With my appetite for my drink gone, I poured it down the drain and returned to my office. I collapsed into the desk chair and dropped my head into my hands.
I’d gone over everything in my head. I’d asked every question.
What had I done to Dante to make me the target for his joke?
What had I done to make him hate me enough to lie and pretend with me?
Could I have done something differently that would’ve made us real?
What was so wrong with me that everyone equated my worth to a laugh?
“Hey. I’m headed to Addie’s, and I—”
Bradley’s abrupt voice cut off. I didn’t raise my head to meet his gaze. I kept my face in my hands, the weight of it heavy with rampant thoughts of doubt and pain.
Hands rested on my thighs and turned my desk chair to the side. My hands were pulled away from my tear-streaked face, and I was presented with Bradley kneeling in front of me, searching my bleary gaze and bloody lip.
A quiet understanding seemed to fall over him.

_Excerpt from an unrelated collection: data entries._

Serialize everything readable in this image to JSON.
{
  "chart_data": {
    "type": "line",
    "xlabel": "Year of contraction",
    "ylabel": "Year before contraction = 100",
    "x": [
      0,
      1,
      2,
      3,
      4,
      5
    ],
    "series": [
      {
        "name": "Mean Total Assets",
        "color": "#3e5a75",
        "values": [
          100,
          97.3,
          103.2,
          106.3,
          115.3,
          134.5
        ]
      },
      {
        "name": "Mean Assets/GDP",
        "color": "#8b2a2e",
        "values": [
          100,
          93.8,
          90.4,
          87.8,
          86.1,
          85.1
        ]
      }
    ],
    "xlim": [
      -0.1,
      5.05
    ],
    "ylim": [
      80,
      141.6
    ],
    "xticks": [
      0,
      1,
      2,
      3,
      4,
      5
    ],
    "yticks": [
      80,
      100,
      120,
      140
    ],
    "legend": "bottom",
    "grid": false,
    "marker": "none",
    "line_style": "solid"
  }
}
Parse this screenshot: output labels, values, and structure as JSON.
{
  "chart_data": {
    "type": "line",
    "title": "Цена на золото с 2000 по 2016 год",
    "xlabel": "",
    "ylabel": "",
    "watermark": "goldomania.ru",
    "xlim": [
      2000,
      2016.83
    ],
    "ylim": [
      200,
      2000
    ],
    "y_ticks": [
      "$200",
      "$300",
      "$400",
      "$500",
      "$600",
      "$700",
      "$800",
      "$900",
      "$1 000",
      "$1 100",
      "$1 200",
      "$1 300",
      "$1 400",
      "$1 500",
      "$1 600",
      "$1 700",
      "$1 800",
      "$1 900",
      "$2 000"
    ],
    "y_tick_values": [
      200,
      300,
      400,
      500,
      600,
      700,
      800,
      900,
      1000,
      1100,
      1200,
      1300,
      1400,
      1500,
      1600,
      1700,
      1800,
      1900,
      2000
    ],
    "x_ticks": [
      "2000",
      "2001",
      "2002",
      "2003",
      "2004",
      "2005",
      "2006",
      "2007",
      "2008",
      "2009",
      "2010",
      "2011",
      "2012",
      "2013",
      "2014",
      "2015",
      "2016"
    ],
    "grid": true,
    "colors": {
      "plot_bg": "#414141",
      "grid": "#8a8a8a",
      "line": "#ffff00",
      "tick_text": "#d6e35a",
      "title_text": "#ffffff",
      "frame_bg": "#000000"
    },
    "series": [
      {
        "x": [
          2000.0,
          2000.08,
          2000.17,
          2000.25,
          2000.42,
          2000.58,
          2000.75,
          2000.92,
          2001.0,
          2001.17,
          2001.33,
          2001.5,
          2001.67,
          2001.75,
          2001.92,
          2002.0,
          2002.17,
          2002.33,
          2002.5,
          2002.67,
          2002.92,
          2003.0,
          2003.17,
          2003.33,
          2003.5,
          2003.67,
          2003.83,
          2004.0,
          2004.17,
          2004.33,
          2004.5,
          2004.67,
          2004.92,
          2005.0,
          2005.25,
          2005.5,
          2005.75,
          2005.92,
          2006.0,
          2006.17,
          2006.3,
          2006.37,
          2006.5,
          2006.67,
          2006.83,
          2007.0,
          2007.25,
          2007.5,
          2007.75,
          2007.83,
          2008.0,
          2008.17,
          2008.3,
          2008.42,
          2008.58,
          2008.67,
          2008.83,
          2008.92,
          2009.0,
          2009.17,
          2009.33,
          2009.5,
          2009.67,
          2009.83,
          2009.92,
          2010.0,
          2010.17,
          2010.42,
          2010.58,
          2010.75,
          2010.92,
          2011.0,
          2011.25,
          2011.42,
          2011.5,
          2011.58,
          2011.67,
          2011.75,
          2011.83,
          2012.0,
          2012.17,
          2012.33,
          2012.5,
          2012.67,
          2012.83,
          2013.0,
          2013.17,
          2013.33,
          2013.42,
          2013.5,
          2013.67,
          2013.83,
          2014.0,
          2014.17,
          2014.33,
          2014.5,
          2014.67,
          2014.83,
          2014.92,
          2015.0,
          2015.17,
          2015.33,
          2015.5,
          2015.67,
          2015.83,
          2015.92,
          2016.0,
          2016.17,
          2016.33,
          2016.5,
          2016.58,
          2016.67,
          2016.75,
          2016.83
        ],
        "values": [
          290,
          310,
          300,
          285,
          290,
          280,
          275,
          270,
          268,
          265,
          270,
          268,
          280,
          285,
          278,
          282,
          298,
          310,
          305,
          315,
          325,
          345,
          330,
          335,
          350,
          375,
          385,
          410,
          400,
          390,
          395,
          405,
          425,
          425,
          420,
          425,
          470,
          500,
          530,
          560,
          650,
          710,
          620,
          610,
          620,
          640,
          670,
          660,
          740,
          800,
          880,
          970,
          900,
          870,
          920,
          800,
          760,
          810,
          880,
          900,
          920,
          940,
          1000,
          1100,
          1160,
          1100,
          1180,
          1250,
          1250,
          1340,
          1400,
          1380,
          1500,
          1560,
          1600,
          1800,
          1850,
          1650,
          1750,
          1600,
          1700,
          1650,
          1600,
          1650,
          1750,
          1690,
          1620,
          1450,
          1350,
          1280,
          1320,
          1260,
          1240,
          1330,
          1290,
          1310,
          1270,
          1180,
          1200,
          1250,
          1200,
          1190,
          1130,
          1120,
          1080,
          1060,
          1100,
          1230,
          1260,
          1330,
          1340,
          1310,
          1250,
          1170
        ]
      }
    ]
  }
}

He whispered, “I told you he’d hurt you.”
I squeezed my eyes shut as fresh tears burned my eyes.
“Shh, shh,” Bradley soothed, brushing his thumb over my cheek. “You knew this was coming. I tried to warn you, didn’t I?”
I sucked in a hard breath and peered through my wet lashes. My voice was a small crack as I whispered, “I thought he might love me, too.”
Bradley sighed and shook his head. “He was a good liar, wasn’t he?”
I tipped my head back and closed my eyes.
I didn’t want to believe it. I’d heard the words from Dante’s own mouth—a joke, a game, nothing—yet I so badly wanted that to be the lie.
I wanted all of the smiles over books, the grazes of skin as he brushed his knuckles softly over my cheek, the whispered words about being his star to be the truth.
Yet here I sat, crying in front of the man I once loved, longing for the man I now did.
Dante hadn’t called or texted with an explanation. He hadn’t popped over to my apartment as a man or a demon to even say sorry.
Silence.
The thing I’d always existed in with sad resolve, the thing I’d come to see as safety with him, now strangled me.
Because that safety was a lie, too.
An amazing, comfortable, heart-shattering lie.
“I love him,” I whimpered pitifully.
Bradley’s grip on my thigh tightened, but the one on my cheek remained soft.
“It sucks when someone you love leaves you. I get it. You did that to me, remember? So I know best what you’re going through.
I know how much it hurts when you did everything right but were still told it wasn’t good enough.
I’m here for you, Serenity. I’ll always be here.
So come back to me now, Dollface. I’m the only one who can give you the love you deserve. ”
I stared into his eyes and let his words drift into the hole in my chest. The dark wound sucked up the words like it was trying to cling to anything that could possibly fill in the crater.
But instead of packing in the opening, it swallowed the words like a void, sending them up to my head with a dark voice.
This is what you deserve.
An empty love like his is what a worthless husk gets.
I closed my eyes and hung my head, surrendering to the haunting voice. Tears rolled down my cheeks, and Bradley pulled me off my chair to hold me in the floor behind my desk.
“I know, I know,” he cooed, rocking me gently. “It’s going to be okay now. I’ve got you, Dollface. I’ve finally got you.”